Kadis Perkim, Erwin Umar: Rumah Susun Bukittinggi akan Mulai Ditempati pada Bulan Agustus 2021 Mendatang

  • Whatsapp

MINANGKABAUNEWS.COM, BUKITTINGGI – Persatuan Wartawan Indonesia (PWI) Kota Bukittinggi mengadakan hearing dengan Kepala Dinas (Kadis) Perumahan dan Kawasan Permukiman (Perkim) Kota Bukittinggi, bertempat di Sekretariat PWI Belakang Balok. Senin (5/7/2021) Sore.

Acara ini dihadiri oleh Pengurus dan anggota PWI Bukittinggi dari media cetak, elektronik dan media cyber

Read More

Kadis Perkim Kota Bukittinggi, Erwin Umar mengatakan, Rumah Susun Bukittinggi yang berlokasi di Pintu Kabun Kecamatan Mandiangin Koto Selayan (MKS) akan mulai ditempati pada Bulan Agustus 2021 mendatang.

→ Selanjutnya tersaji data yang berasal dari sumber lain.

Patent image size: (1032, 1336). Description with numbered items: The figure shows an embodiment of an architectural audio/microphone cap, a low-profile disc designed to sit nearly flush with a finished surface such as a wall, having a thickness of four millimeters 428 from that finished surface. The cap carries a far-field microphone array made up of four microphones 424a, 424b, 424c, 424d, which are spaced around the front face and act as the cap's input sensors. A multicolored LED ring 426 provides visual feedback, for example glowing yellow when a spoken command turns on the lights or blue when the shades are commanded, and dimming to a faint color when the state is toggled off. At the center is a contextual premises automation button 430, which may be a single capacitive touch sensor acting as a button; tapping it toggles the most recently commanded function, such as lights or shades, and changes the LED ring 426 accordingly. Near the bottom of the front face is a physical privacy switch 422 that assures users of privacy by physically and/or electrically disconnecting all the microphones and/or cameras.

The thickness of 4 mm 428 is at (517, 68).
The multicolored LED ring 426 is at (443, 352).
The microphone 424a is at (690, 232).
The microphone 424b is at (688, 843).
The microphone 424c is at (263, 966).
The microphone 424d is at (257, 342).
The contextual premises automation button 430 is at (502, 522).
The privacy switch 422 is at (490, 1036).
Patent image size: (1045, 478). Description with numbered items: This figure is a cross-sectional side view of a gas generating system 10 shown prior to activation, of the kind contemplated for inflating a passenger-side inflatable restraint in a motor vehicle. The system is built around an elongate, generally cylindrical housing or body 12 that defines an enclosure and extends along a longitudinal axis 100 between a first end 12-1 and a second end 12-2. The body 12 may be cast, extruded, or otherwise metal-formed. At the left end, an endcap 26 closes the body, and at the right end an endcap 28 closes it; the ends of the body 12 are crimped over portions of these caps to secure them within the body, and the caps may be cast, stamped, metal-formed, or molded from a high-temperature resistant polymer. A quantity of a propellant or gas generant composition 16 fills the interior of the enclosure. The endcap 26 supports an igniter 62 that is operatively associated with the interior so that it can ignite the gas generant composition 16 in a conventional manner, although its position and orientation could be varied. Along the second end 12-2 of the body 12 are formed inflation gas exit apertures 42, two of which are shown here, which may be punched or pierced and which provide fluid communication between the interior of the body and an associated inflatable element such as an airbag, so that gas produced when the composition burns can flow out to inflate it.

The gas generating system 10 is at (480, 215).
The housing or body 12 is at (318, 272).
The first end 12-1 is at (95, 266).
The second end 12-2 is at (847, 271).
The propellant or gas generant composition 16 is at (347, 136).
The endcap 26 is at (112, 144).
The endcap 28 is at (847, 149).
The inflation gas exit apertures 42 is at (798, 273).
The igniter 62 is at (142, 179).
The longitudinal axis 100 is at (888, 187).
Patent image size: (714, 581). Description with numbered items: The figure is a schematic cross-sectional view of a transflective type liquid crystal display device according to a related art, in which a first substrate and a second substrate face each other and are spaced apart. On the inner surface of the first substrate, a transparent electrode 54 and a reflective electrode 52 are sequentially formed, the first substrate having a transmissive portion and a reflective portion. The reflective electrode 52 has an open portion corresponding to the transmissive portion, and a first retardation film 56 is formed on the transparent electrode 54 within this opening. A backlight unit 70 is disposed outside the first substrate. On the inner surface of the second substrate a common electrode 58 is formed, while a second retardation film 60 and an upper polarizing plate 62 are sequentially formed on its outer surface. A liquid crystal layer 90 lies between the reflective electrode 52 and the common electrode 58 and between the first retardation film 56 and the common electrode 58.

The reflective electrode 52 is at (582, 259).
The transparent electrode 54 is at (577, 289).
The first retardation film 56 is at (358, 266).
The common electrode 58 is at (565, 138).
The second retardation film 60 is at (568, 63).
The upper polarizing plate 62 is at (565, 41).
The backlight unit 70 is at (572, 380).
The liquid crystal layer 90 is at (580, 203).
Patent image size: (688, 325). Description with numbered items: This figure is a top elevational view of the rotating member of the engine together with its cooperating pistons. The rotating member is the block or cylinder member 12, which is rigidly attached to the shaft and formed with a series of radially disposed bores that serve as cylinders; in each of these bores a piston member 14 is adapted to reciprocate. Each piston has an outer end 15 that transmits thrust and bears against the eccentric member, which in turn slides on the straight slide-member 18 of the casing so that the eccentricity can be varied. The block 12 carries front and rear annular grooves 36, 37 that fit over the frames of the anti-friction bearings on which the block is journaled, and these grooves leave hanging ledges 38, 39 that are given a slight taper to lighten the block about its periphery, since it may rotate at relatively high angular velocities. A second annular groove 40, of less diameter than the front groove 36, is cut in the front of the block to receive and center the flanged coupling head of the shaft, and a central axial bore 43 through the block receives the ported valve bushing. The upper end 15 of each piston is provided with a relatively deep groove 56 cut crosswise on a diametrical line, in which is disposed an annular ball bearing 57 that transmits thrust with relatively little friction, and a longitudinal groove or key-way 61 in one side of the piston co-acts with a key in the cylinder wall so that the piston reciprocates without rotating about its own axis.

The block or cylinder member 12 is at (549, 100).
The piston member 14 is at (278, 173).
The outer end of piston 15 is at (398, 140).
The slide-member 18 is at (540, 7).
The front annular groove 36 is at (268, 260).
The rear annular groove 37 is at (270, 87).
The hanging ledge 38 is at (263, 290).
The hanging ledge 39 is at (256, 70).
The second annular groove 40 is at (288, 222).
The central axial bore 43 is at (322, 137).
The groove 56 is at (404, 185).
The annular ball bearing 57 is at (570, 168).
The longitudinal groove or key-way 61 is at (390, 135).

“Rumah Susun Bukittinggi di peruntukan kepada warga tidak mampu tentu kita akan lakukan seleksi bekerjasama dengan Lurah se- Kota Bukittinggi untuk menyampaikan kriteria dari Kementrian PUPR,” ujarnya.

Erwin lebih lanjut mengatakan, Rumah Susun ada tiga macam, pertama Rumah Susun untuk Aparatur Sipil Negara (ASN) temasuk TNI Polri bagi golongan satu dan dua, kedua. Rumah Susun Komersila dan Ketiga. Rumah susun warga tidak mampu.

“Khusus Rumah Susun Bukittinggi Perdanya sudah ada tinggal persetujuan Kemenkumham dan Gubernur Sumatera Barat sedangkan Perwako pengelolaan sudah diajukan kepada Bagian Hukum Pemko Bukittinggi sehingga Perda turun Perwako selesai nantinya,” jelas Kadis Perkim Kota Bukittinggi ini.

Ia menambahkan, Pengelolaan Rumah susun itu nanti bisa dikelolah Dinas Perkim, sementara internal kedalam akan dilakukan pagayuban atau Persatuan Penghuni Rumah Susun untuk mengakomodir kebutuhan Rumah Susun.

“Dari pengolaan itu berharap calon penghuni harus memiliki data PDT dari Kelurahan dan kemudian Tim dari Perkim akan turun bersama Dinas Sosial menentukan layak atau tidak layaknya calon penghuni rumah susun,” imbuh Erwin.

Sebelum Perda dan Perwako turun, meski penghuni sudah menempati rumah susun pihaknya tidak akan memungut sewa.

“Rumah Susun Bukittinggi dibangun diatas tanah seluas 1.800 meter persegi dibangun tiga lantai terdiri dari 42 kamar dengan tipe 36 memiliki dua kamar, ruang dan dapur serta kamar mandi dan saat ini air minum dan listrik sudah siap untuk dipakai penghuni,” tutup Kadis Perkim Kota Bukittinggi ini.